Pemberian OAT dapat mengakibatkan terjadinya ikterus. Bila terjadi ikterus, pasien harus dirujuk ke sarana kesehatan yang lebih lengkap, sementara itu OAT dihentikan dulu.Setelah diberi OAT selama 2 bulan, respons pengobatan pasien harus dievaluasi. Respons pengobatan dikatakn baik apabila gejala klinis berkurang, nafsu makan meningkat, berat badan meningkat, demam menghilang dan batuk berkurang. Apabila respons pengobatan baik maka pemberian OAT dilanjutkan sampai dengan 6 bulan. Sedangkan apabila respons pengobatan kurang atau tidak baik maka pengobatan TB tetap dilanjutkan tetapi pasien harus dirujuk ke sarana yang lebih lengkap.

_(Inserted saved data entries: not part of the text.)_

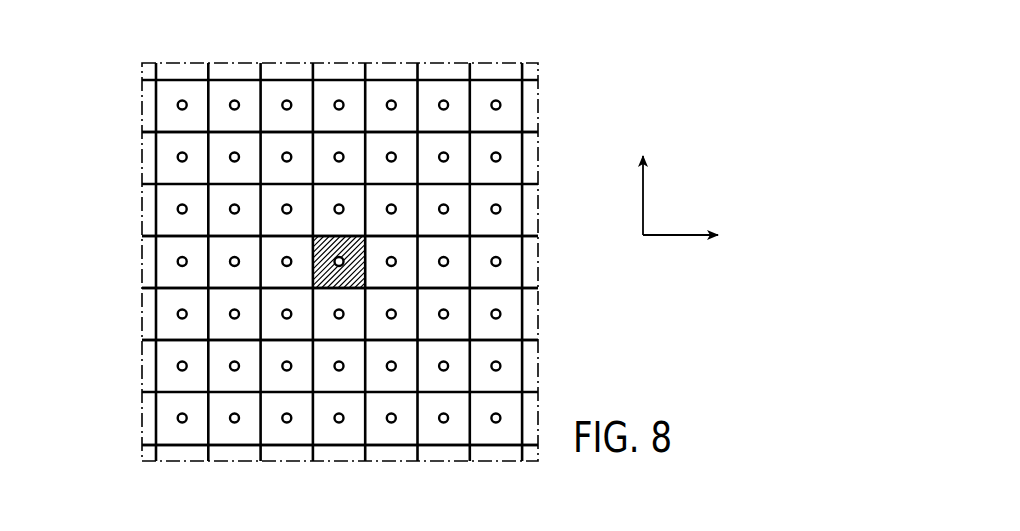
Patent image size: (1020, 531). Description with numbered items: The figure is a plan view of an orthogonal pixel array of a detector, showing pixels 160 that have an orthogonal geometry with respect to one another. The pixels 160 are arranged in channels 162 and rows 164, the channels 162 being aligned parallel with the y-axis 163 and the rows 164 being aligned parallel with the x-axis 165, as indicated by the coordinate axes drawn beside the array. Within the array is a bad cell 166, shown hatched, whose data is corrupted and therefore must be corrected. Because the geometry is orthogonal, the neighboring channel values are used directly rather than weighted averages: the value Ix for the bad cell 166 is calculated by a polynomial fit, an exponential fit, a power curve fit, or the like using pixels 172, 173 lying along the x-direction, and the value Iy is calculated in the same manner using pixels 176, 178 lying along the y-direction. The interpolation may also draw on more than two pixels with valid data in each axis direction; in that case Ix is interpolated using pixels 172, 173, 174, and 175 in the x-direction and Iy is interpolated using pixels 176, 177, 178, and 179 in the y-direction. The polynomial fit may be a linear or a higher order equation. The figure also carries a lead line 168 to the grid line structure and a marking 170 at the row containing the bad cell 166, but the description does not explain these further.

The pixels 160 is at (602, 112).
The channels 162 is at (391, 466).
The y-axis 163 is at (645, 196).
The rows 164 is at (128, 161).
The x-axis 165 is at (680, 237).
The bad cell 166 is at (348, 237).
The grid line 168 is at (336, 465).
The row containing selected pixel 170 is at (127, 264).
The pixel 172 is at (402, 247).
The pixel 173 is at (282, 247).
The pixel 174 is at (452, 277).
The pixel 175 is at (226, 250).
The pixel 176 is at (318, 328).
The pixel 177 is at (320, 380).
The pixel 178 is at (358, 176).
The pixel 179 is at (333, 197).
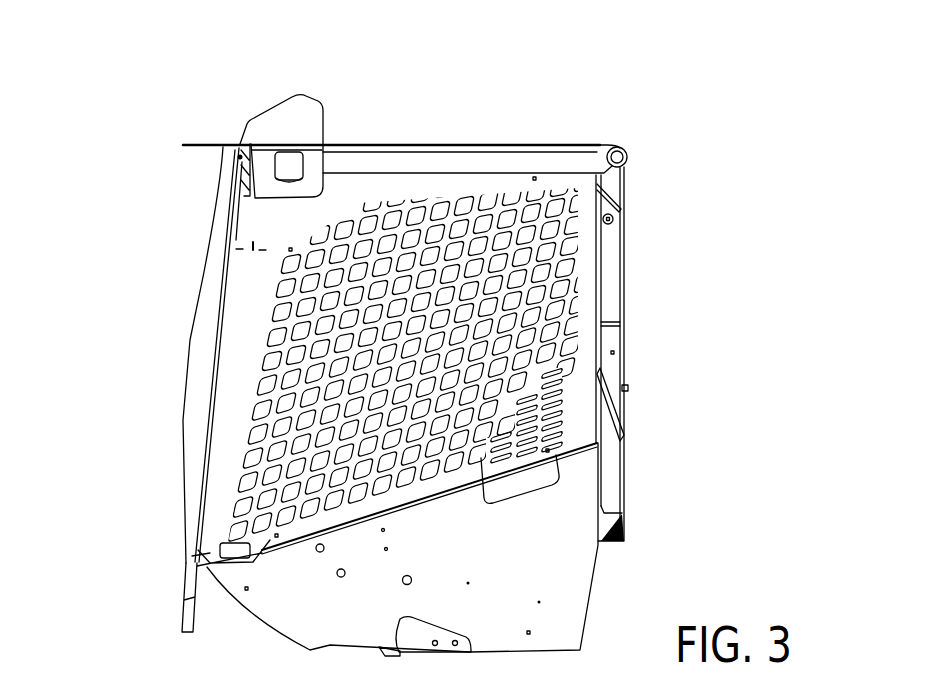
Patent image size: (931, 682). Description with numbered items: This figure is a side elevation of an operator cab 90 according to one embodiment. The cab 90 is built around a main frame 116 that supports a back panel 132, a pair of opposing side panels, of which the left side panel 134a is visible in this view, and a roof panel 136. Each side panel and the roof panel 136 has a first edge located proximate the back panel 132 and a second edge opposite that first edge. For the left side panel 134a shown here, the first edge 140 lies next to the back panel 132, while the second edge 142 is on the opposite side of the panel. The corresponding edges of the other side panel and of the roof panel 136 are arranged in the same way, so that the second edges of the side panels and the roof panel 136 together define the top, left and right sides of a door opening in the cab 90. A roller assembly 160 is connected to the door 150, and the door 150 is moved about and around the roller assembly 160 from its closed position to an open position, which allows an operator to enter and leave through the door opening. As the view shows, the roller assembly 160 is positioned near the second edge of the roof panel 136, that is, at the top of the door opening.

The cab 90 is at (624, 76).
The main frame 116 is at (256, 103).
The roller assembly 160 is at (296, 96).
The left side panel 134a is at (403, 187).
The roof panel 136 is at (527, 144).
The back panel 132 is at (625, 262).
The first edge 140 is at (598, 288).
The door 150 is at (210, 262).
The second edge 142 is at (218, 341).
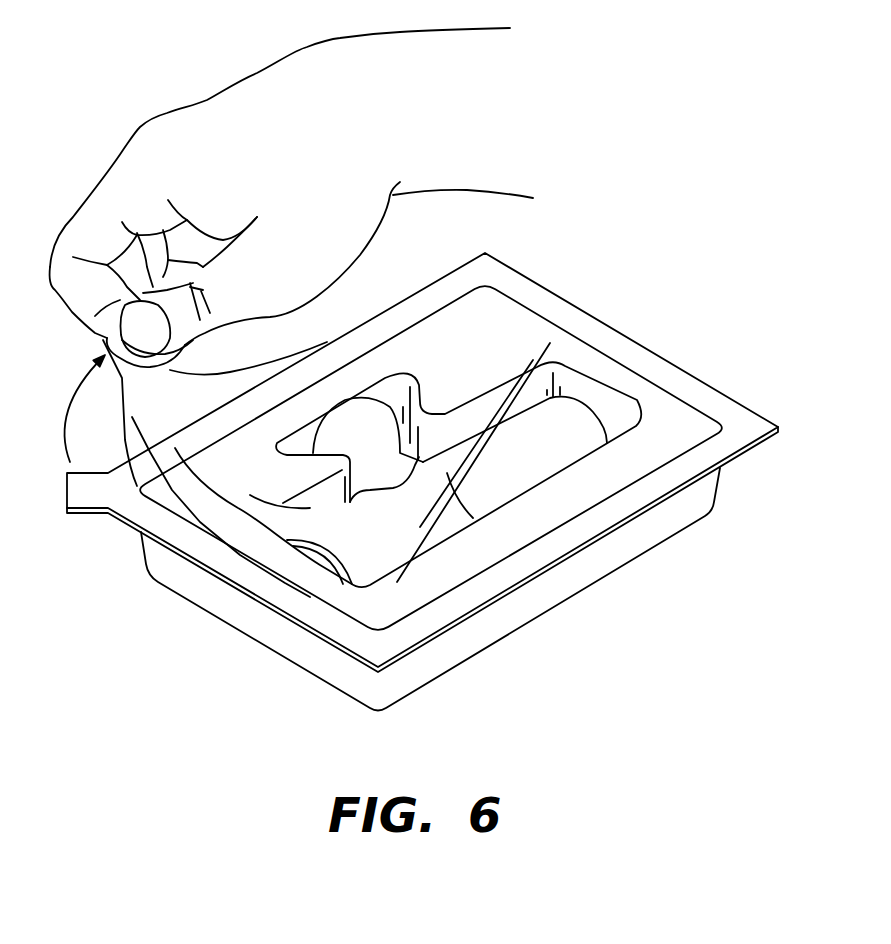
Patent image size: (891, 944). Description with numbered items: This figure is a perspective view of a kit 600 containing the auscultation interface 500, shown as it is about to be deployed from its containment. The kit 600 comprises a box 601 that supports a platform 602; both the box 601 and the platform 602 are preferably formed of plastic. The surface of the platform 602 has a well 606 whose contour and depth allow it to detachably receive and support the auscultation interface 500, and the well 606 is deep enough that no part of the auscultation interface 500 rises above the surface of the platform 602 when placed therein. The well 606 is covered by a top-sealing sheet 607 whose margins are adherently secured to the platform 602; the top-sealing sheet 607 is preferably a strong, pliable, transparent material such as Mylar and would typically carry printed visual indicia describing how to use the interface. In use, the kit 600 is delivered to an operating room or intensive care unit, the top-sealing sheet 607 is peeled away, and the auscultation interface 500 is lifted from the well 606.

The kit 600 is at (695, 297).
The box 601 is at (160, 562).
The platform 602 is at (533, 330).
The well 606 is at (460, 428).
The top-sealing sheet 607 is at (177, 370).
The auscultation interface 500 is at (603, 421).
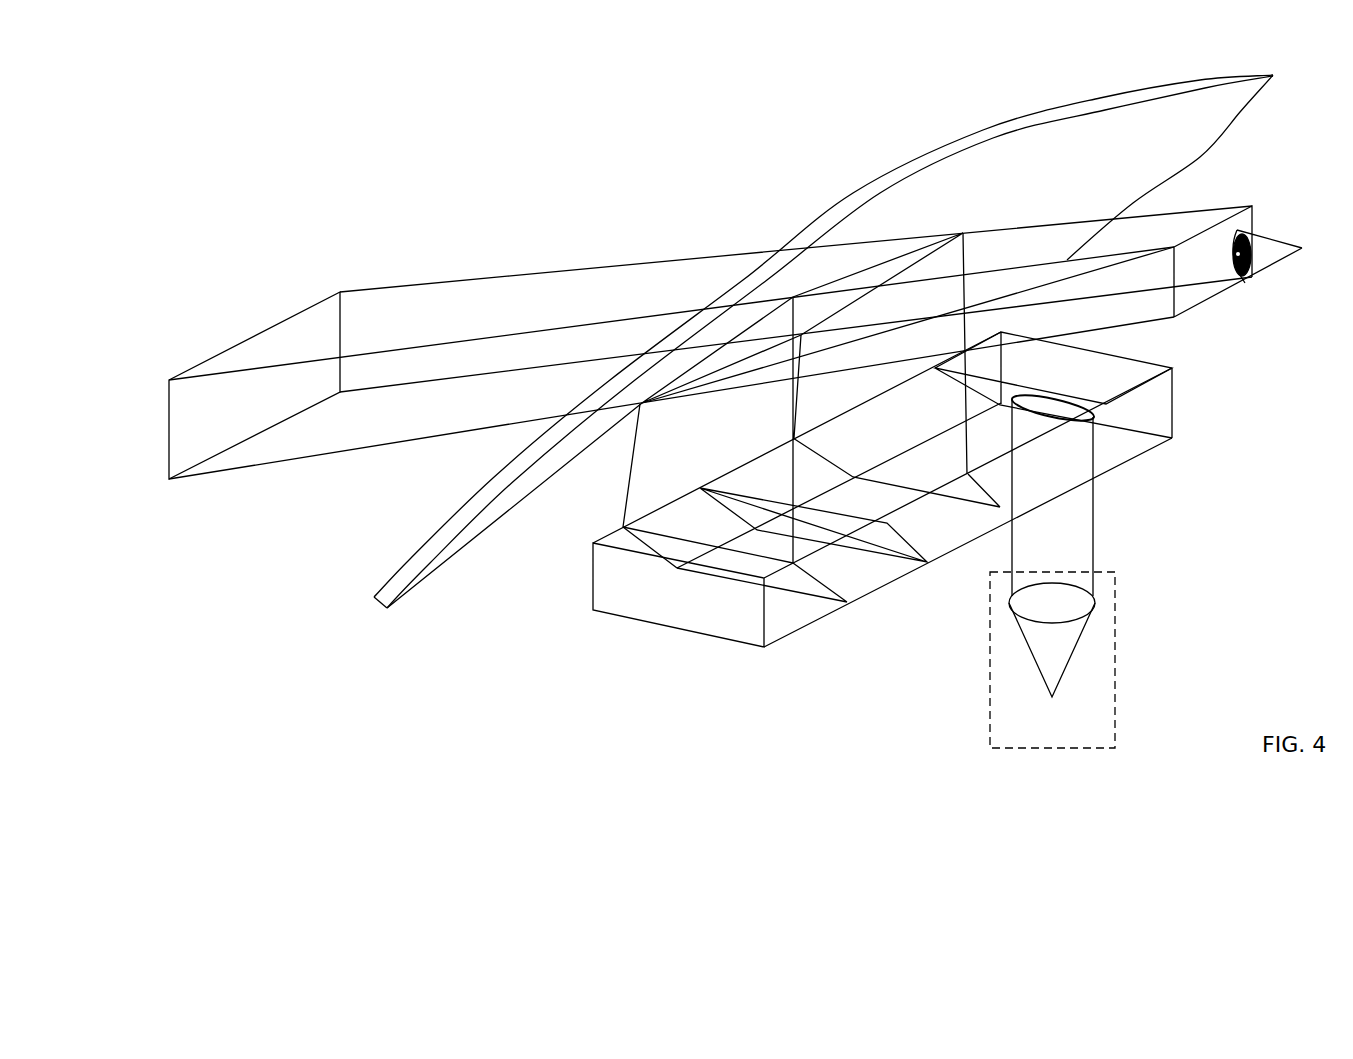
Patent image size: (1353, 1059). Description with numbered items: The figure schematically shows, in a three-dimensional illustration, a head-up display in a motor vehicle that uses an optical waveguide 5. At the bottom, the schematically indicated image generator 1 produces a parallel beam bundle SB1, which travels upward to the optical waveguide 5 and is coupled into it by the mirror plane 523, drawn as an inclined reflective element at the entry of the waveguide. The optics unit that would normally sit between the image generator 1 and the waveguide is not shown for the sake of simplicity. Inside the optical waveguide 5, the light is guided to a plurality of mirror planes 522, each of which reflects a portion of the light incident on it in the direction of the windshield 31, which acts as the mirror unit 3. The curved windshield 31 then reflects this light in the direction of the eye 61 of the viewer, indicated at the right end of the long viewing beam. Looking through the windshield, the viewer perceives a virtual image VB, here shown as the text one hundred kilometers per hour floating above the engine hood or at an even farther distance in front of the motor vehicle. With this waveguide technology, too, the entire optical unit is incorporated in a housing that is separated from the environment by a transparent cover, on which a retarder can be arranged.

The mirror unit 3 is at (823, 341).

Sistem skor hanya digunakan untuk diagnosis, bukan untuk menilai hasil pengobatan. Setelah pemberian obat selama 6 bulan, OAT dapat dihentikan dengan melakukan evaluasi baik klinis maupun pemeriksaan penunjang lain seperti foto rontgen dada. Meskipun gambaran radiologis tidak menunjukkan perubahan yang berarti, tetapi apabila dijumpai perbaikan klinis yang nyata, maka pengobatan dapat dihentikan. 3

DAFTAR PUSTAKA

1. Rahajoe NN, Supriyatno B, Setyanto DB. Buku Ajar Respirologi Anak. Jakarta : Badan Penerbit IDAI; 2008.p.162-227.2. Amin Z, Bahar A. Tuberkulosis Paru. In : Buku Ajar Ilmu Penyakit Dalam. Sudoyo AW, Setiyohadi B, Alwi I, Simadibrata M, Seyiati S, editors. Jakarta : Interna Publishing; 2009. p. 2230-2. 3. Kelompok Kerja TB Anak. Diagnosis dan Tatalaksana Tuberkulosis Anak. Jakarta: Depkes-IDAI; 2008.p. 1-23. 4. Husein A,et al. Ilmu Kesehatan Anak. 7th ed. Jakarta : Fakultas Kedokteran Universitas Indonesia; 1997.p.573 761. 5. Behrman RE, Kliegman RM, Arvin AM. Nelson Ilmu Kesehatan Anak. 15th ed. Jakarta : EGC ; 2000.p.102842. 6. Donald PR. Childhood tuberculosis. In : Madkour MM. tuberculosis. Berlin : Springer; 2004.p. 243-64.